Spannung und Entspannung

Fotoausstellung und Performance von Stefan Maria Marb im Gasteig München

„Après – eine Verwandlung“: Geradezu metaphysisch irrlichtert Stefan Maria Marbs gekrümmt-verdrehter Körper durch Stefan Hagens großformatige Fotografie-Serien. Es ist sein Butoh-Ich: nackt, fragil, voll zarter Innerlichkeit bis hin zu expressiver Wildheit.

München, 18/12/2018

Geradezu metaphysisch irrlichtert Stefan Maria Marbs gekrümmt-verdrehter Körper durch Stefan Hagens großformatige Fotografie-Serien. Es ist das Butoh-Ich des Münchner Performers: nackt, fragil, voll zarter Innerlichkeit bis hin zu expressiver Wildheit. Ein im Sinn der aus Japan stammenden Körperkunstform radikal-reduziertes Alter Ego, das seit nunmehr 30 Jahren seine emotionale Schlagkraft und hohe ästhetische Wirkung aus dem Verlauf der jeweiligen Performance gebiert.

Für Marb bedeutet jeder künstlerische Akt – sei es in einer Tiefgarage, auf einer Bühne oder draußen in der freien Natur – seelische und körperliche Verwandlung. Die mag mal magisch aufgeladen, mal verstörend irritierend sein. Transzendenz zwischen Umwelt und Architektur. Diese existenzielle Erfahrung über drei Jahrzehnte bildlich einzufangen und in die eigene fotografische Auseinandersetzung mit Landschaft zu integrieren, hat sich der seit 1988 in New York lebende Fotokünstler Hagen zur Aufgabe gemacht. Seine Bilder, mit bewegter Kamera, unter Langzeitbelichtung oder bis zur Verschwommenheit gebürstet, sind vereinnahmend schön.

In der Gasteig-Schau „Après – eine Verwandlung“ werden sie durch zwei Videoarbeiten von Sabine Scharf ergänzt. Dort sieht man den Welten-Tänzer Marb inmitten einer Pferdekoppel agieren oder kann sich auf die Verfremdung seines zeitlupenhaft tanzenden Körpers inmitten der Wüste Nevadas einlassen. Mehr als etwas Muße zum Verweilen braucht es dazu nicht. Kombiniert mit einer Live-Aufführung gewinnt die im trockenen Ziegelbauambiente vor dem Carl-Orff-Saal inszenierte Werkretrospektive allerdings zusätzlich an Dimension. Und das auch dank einer unerwartet findigen Lichtregie (Andreas Meichelböck).

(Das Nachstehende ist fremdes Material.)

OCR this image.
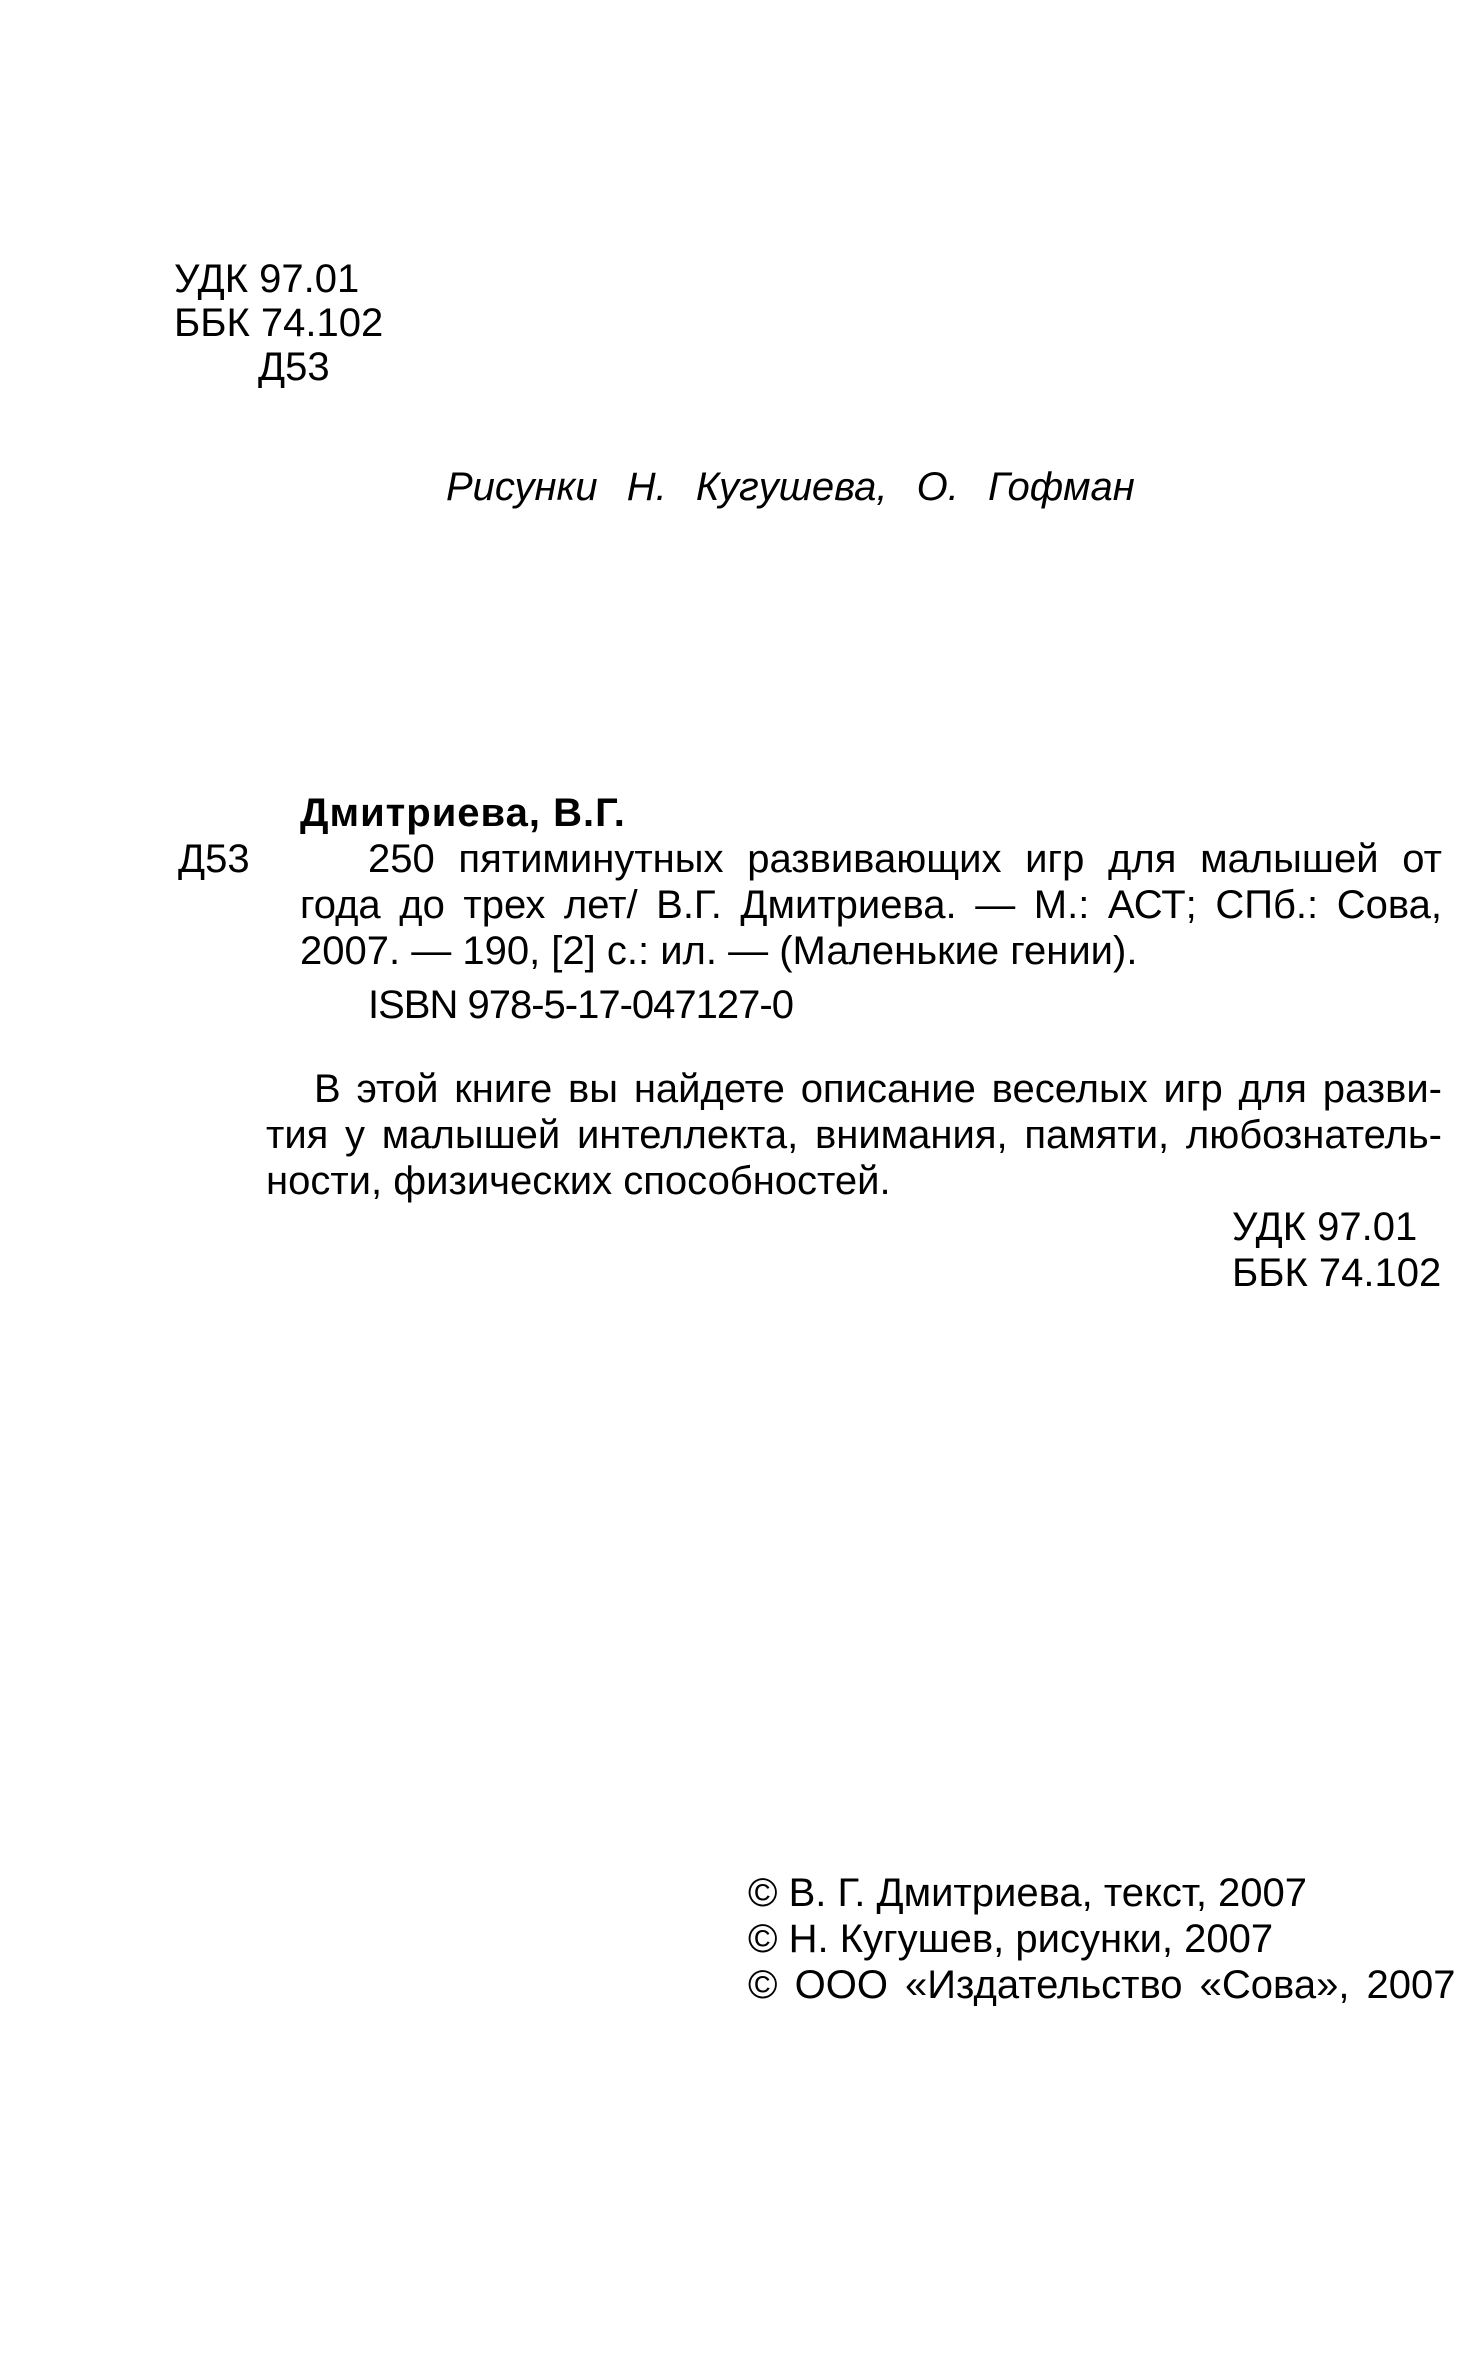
УДК 97.01
ББК 74.102
Д53
Рисунки Н. Кугушева, О. Гофман
Дмитриева, В.Г.
Д53	250 пятиминутных развивающих игр для малышей от
года до трех лет/ В.Г. Дмитриева. — М.: АСТ; СПб.: Сова,
2007. — 190, [2] с.: ил. — (Маленькие гении).
ISBN 978-5-17-047127-0
В этой книге вы найдете описание веселых игр для разви-
тия у малышей интеллекта, внимания, памяти, любознатель-
ности, физических способностей.
УДК 97.01
ББК 74.102
© В. Г. Дмитриева, текст, 2007
© Н. Кугушев, рисунки, 2007
© ООО «Издательство «Сова», 2007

Plötzlich beherrscht kreative Stimmung das Foyer. Stefan Maria Marb betritt es über die Terrasse im ersten Stock. Eingehüllt in Pelz und eine zerzauste Perücke. Wie ein Derwisch dreht sich der Mann zu den Klängen eines kleinen, tragbaren Rekorders. „Just a perfect Day“ tönt die softige Stimme. Als Marb sich über die Brüstung lehnt, leuchtet sein Gesicht kreideweiß. Zielstrebig und zugleich ohne vorhersehbare Richtung bahnt sich der Tänzer seinen Weg durch das sehhungrig an seiner Gestalt klebende Publikum.

Musikalisch übernimmt die zierliche, improvisationsstarke Japanerin Masako Ohta seine Begleitung. Erst kauert sie wie ein Bewegungsjäger hinter einem indischen Harmonium. Dann nutzt sie das Plexiglas des Treppengeländes, um Marbs Butohwesen, das immer wieder zu den Fotos an der Wand driftet oder in einem der Sessel emotional gebeutelt wird, nach unten zu geleiten. Der Weg aus Spannung und Entspannung, an dessen Ende sich Marb Schuhe, Mantel und Jacketjacke vom bleichen Leib geschält hat, endet zu John Cages Klavierstück „In a Landscape“. Ausstellung und Performance sind durchweg eine runde Sache. Nicht verpassen: die Wiederholung am 21. Dezember.